Are questions about traveling while under various forms of specific legal disabilities acceptable for this site? Legal disabilities can include:
- Criminal justice supervised release, including probation, parole, house arrest, furlough, electronic monitoring, etc.
- Civil guardianship
- Outpatient civil commitment / Community Treatment Orders (CTO), etc.
- Sex offender registration requirements
Example hypothetical questions:
- I am on State Probation in Florida for a felony. What form do I need to fill out to request permission to take a one week trip to Georgia?
- I have legal guardianship of my adult child in Germany. Does he need my permission to travel to the Netherlands? May the permission be oral or does it need to be in writing?
- My psychiatrist told me that a person subject to a Community Treatment Order (CTO) under the UK's Mental Health Act 2007 may not travel more than 50 km from their home without permission from the Mental Health Review Tribunal. Is this correct?
- I am required to register as a sex offender in the US and live in Oklahoma. I am visiting Texas for two weeks. How many days do I have to register with Texas police before I am in violation of registration requirements?
This is not a duplicate of Are legal issues on-topic? as that question is about a question asking about travel related fraud, not legal travel restrictions.

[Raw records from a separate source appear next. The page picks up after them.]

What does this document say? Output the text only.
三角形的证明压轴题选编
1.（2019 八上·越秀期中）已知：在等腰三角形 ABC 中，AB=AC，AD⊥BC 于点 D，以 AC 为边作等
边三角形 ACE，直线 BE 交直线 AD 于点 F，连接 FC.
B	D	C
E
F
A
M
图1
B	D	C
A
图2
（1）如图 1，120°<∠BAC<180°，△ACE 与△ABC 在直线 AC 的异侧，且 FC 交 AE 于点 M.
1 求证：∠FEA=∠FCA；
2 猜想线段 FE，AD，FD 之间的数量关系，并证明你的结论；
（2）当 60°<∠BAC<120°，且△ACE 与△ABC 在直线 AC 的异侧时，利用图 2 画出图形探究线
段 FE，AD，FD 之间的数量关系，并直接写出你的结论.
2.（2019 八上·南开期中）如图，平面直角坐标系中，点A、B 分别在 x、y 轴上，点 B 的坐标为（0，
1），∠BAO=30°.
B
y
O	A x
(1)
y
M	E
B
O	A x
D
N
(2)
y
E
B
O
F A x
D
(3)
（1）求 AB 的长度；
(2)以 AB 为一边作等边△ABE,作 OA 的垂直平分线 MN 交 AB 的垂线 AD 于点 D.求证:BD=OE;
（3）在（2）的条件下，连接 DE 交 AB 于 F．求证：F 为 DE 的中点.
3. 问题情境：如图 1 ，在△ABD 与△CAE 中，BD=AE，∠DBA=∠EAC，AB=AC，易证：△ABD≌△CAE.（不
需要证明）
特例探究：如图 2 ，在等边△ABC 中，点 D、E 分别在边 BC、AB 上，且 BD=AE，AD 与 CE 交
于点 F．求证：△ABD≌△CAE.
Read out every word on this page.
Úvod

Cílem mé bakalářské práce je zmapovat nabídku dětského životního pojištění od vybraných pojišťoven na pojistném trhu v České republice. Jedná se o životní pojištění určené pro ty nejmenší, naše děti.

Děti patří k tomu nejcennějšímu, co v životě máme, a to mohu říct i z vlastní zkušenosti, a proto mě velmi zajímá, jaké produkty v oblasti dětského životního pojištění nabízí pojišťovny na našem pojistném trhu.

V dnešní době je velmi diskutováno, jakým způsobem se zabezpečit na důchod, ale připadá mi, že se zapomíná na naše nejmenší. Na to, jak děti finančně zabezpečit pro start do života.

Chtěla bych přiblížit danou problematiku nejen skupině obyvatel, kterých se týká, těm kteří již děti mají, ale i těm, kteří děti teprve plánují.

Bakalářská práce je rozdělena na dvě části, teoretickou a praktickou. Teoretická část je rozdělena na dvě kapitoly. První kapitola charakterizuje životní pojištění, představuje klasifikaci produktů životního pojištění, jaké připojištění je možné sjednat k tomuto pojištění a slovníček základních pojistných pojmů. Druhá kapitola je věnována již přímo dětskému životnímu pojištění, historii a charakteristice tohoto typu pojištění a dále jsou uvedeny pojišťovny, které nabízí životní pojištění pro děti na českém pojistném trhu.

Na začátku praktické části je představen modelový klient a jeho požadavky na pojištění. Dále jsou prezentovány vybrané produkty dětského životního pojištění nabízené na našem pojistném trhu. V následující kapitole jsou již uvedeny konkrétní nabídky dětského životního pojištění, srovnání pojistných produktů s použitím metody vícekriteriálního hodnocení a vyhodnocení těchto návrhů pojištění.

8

I recognize Zack Lipton observation that the be-all-and-end-all answer to many of these questions is going to be "contact your probation officer/social worker/judge/lawyer/whoever is responsible for the legal disabilities", but that doesn't mean that no answer could be provided here - an answer might look like,
In Florida, your probation officer legally has the final say on out-of-state travel, but the standard procedure is to submit Form FDLE-334 to your probation officer at least three weeks in advance of travel, and official State guidelines provide that probation officers should routinely "approve all travel within 100 miles of the state line and/or to places where the probationer has known family unless the officer has clear and convincing evidence either that the probationer intends to commit a felony during such travel or that the proposed itinerary fails to disclose material facts surrounding the probationer's actual plans".